To help with the detection of similar submissions, we have implemented in CrowdGrader a similarity checker. And not just any similarity checker: the most full-features similarity checker we could wish for.
The feature is accessible from an assignment page by selecting Submissions > Check Similarity.
Note that it is still in Beta - please report any problems.
Input formatsThe CrowdGrader similarity checker can process:
- Text typed directly in CrowdGrader
- Attached Word (docx, not doc), PDF, HTML, RTF documents.
- Attached source files in any programming language (it deals correctly with comments in C, C++, Java, Python).
- zip, tar, tgz archives. In the archives, you can specify which subset of files should be processed, so the similarity results are meaningful and not drowned out in a myriad of standard files.
- Compressed versions of above files via gzip.
CrowdGrader also accepts any nesting of the above, for instance, multiple Word files included in a single zip file are ok.
CrowdGrader distinguishes between text that is:
- Unchanged: equal in the two submissions
- Renamed: uniformly renamed (for instance, when a variable is renamed)
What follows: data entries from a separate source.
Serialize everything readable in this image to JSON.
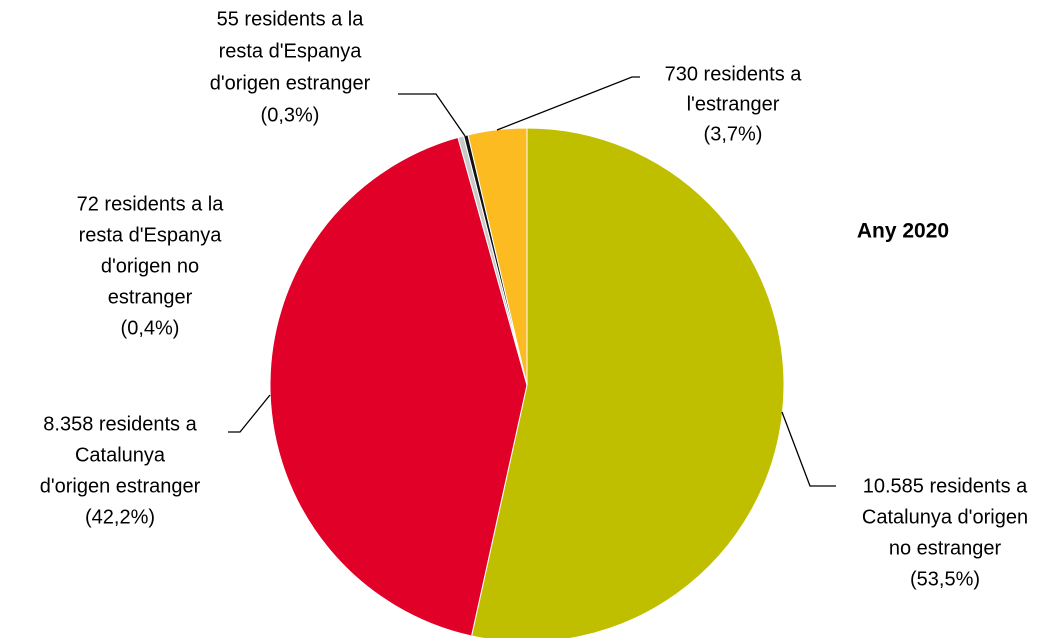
{
  "chart_data": {
    "type": "pie",
    "title": "Any 2020",
    "values": [
      10585,
      8358,
      72,
      55,
      730
    ],
    "colors": [
      "#bfbf00",
      "#e10028",
      "#c9c9c9",
      "#111111",
      "#fbbb21"
    ],
    "value_labels": [
      [
        "10.585 residents a",
        "Catalunya d'origen",
        "no estranger",
        "(53,5%)"
      ],
      [
        "8.358 residents a",
        "Catalunya",
        "d'origen estranger",
        "(42,2%)"
      ],
      [
        "72 residents a la",
        "resta d'Espanya",
        "d'origen no",
        "estranger",
        "(0,4%)"
      ],
      [
        "55 residents a la",
        "resta d'Espanya",
        "d'origen estranger",
        "(0,3%)"
      ],
      [
        "730 residents a",
        "l'estranger",
        "(3,7%)"
      ]
    ]
  }
}
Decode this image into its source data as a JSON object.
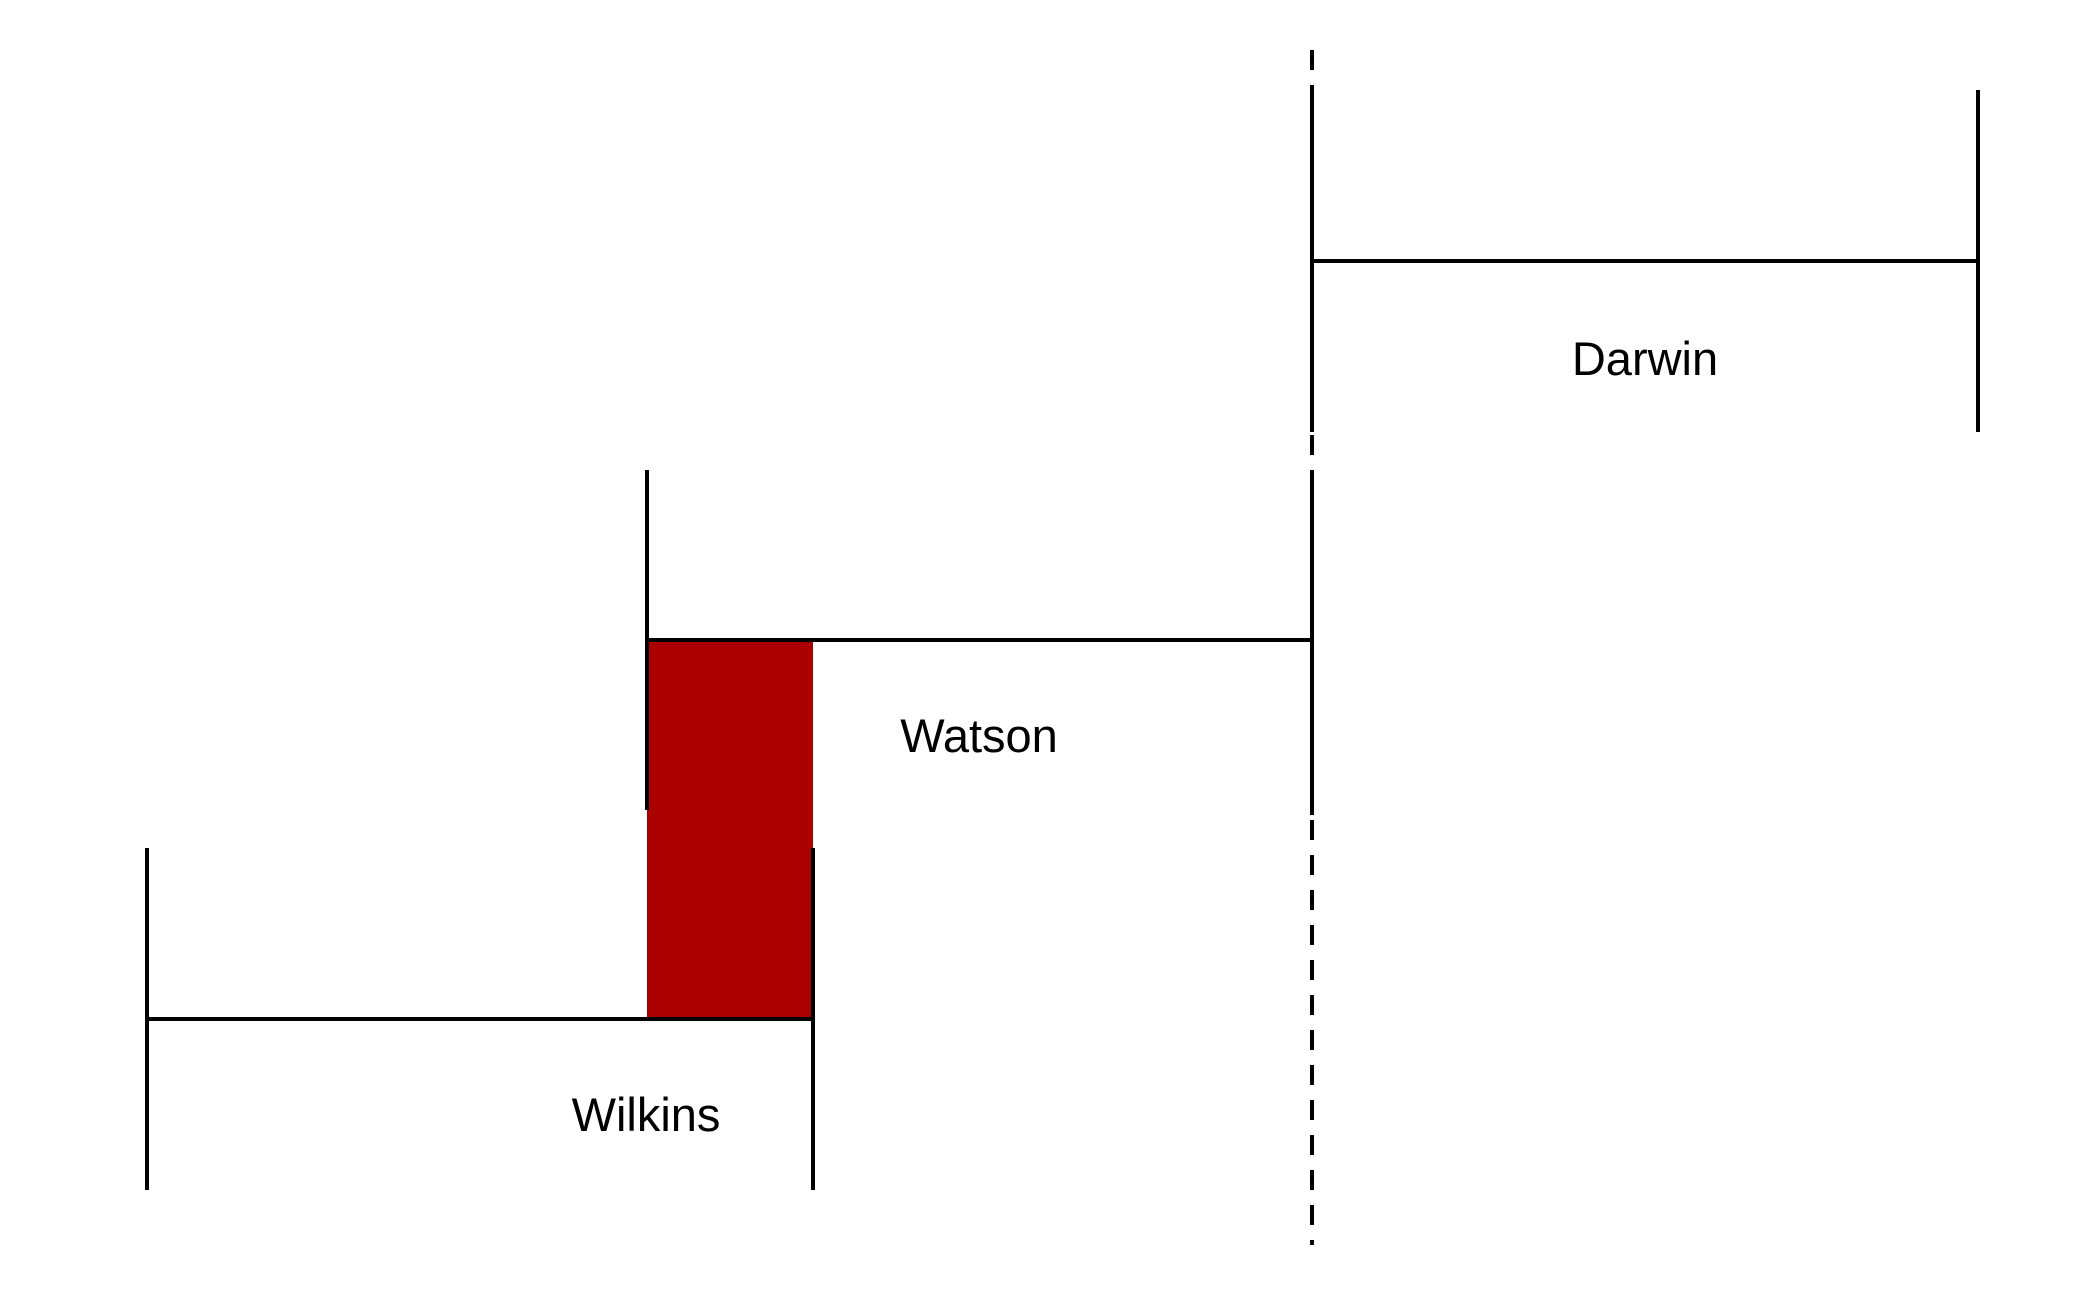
{
  "diagram": {
    "colors": {
      "line": "#000000",
      "overlap_fill": "#aa0000",
      "background": "#ffffff"
    },
    "bars": [
      {
        "label": "Darwin"
      },
      {
        "label": "Watson"
      },
      {
        "label": "Wilkins"
      }
    ],
    "highlight": {
      "between": [
        "Watson",
        "Wilkins"
      ],
      "kind": "overlap"
    },
    "reference_line": {
      "style": "dashed",
      "aligned_with": "Watson end / Darwin start"
    }
  }
}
CrowdGrader also clusters for you the similar submissions, according to a threshold of your choice.
Perhaps the best is to look at a couple of screenshots.
|Submissions are clustered according to their similarity. |
You can dynamically vary the similarity threshold and explore the resulting clusters.
|You can examine similar submissions side-by-side.|
Identical content is highlighted in blue; content that has been renamed is highlighted in green.